Sen. V.J. Smith, R-Brookings, is the self-proclaimed “best mask wearer under the dome,” but said he was struggling whether to support the bill. He said in Brookings, the city council did “a brave thing” by implementing a mask mandate in the fall, which Smith said was not popular but helped reduce the spread of COVID. He said he thought these decisions would be better followed if they came locally, as citizens in more rural areas would be reluctant to comply with the newest edict from Pierre.
“It’s a struggle with this one, because I like the spirit of it, but I’m concerned about the ‘thou shalts’ coming out of Pierre,” Smith said.
Sen. Erin Tobin, R-Winner, is a nurse practitioner when she is not in the Senate, and she said she was not supportive of a mask mandate.
“I think there’s three levels of compliance: demand, ask, and convince. And I don’t know if demand is the best way to approach compliance,” Tobin said.
Sen. Red Dawn Foster, D-Pine Ridge, said it was “unfortunate” that the state required a mandate in order to do the right thing, which she said was indicative of the failure to effectively communicate the dangers of the pandemic and politicizing it instead.
“We could have just been good neighbors and willingly wore masks. But because it’s been so tainted, it’s now an issue of freedom. And a lot of people in my community have died because of it, who were looking for us for guidance,” Foster said. “I really do believe that if this had just been communicated correctly, we wouldn’t be looking at doing a mandate just to be a good neighbor.”
Tobin noted that “we have good people” in the state who should not be criticized for not wanting to wear a mask, and motioned to move the bill to the 41st day.
“I want to reiterate that the mask decision does not make a person a bad person.
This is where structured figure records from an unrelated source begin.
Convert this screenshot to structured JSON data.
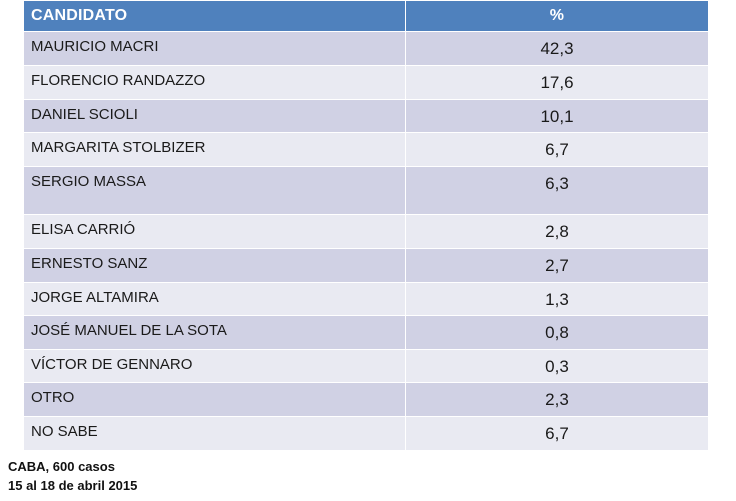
{
  "table": {
    "headers": [
      "CANDIDATO",
      "%"
    ],
    "rows": [
      {
        "name": "MAURICIO MACRI",
        "value": "42,3"
      },
      {
        "name": "FLORENCIO RANDAZZO",
        "value": "17,6"
      },
      {
        "name": "DANIEL SCIOLI",
        "value": "10,1"
      },
      {
        "name": "MARGARITA STOLBIZER",
        "value": "6,7"
      },
      {
        "name": "SERGIO MASSA",
        "value": "6,3"
      },
      {
        "name": "ELISA CARRIÓ",
        "value": "2,8"
      },
      {
        "name": "ERNESTO SANZ",
        "value": "2,7"
      },
      {
        "name": "JORGE ALTAMIRA",
        "value": "1,3"
      },
      {
        "name": "JOSÉ MANUEL DE LA SOTA",
        "value": "0,8"
      },
      {
        "name": "VÍCTOR DE GENNARO",
        "value": "0,3"
      },
      {
        "name": "OTRO",
        "value": "2,3"
      },
      {
        "name": "NO SABE",
        "value": "6,7"
      }
    ]
  },
  "footer": {
    "line1": "CABA, 600 casos",
    "line2": "15 al 18 de abril 2015"
  },
  "colors": {
    "header": "#4f81bd",
    "row_dark": "#d0d1e4",
    "row_light": "#e9eaf2"
  }
}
But it is a decision, and I will stand by my people that they are good people, and that’s why I voted this way,” Tobin said.
Tobin’s motion was followed by motions from Curd to resist moving the bill and to pass the bill to the Senate floor. Curd said he thought the masking issue was important enough to be debated by the full Senate in his reasoning for moving the legislation forward, although he did not think it would pass the Senate.
“Although it would be easy to put a nail in it and call it good today, I really believe that we need to hear from all the senators, or at least give them the opportunity to weigh in,” Curd said. “I think this matter is of such importance and has risen to such a politicized level across our country and globally that it bears debate in the State Capitol. That’s why we’re here, to have those kinds of discussions and to do the hard work.”
Both Tobin and Curd’s motions failed, so Sen. Mary Duvall, R-Pierre, motioned to pass the bill without recommendation because “we are running out of motions to make and that was the first one that came to my mind.” The motion passed 5-2, with only Tobin and committee chair Sen. Wayne Steinhauer, R-Hartford, voting “no.” Sens. Curd, Duvall, Foster, Smith, and Arthur Rusch, R-Vermillion, all voted to pass the bill on to the Senate floor without resolution.
Nesiba said he was happy with the result and that he was going to ask President Pro Tempore Lee Schoenbeck, R-Watertown, to delay the bill until next week to give residents time to reach out to their senators about the issue.
“I’m really happy with the outcome and it was great to have every single hospital system in the state, the nurses, medical students, and the Presentation Sisters all on our side and to have no opposition testimony in the room. I think that does send a powerful message as well,” Nesiba told the Capital Journal.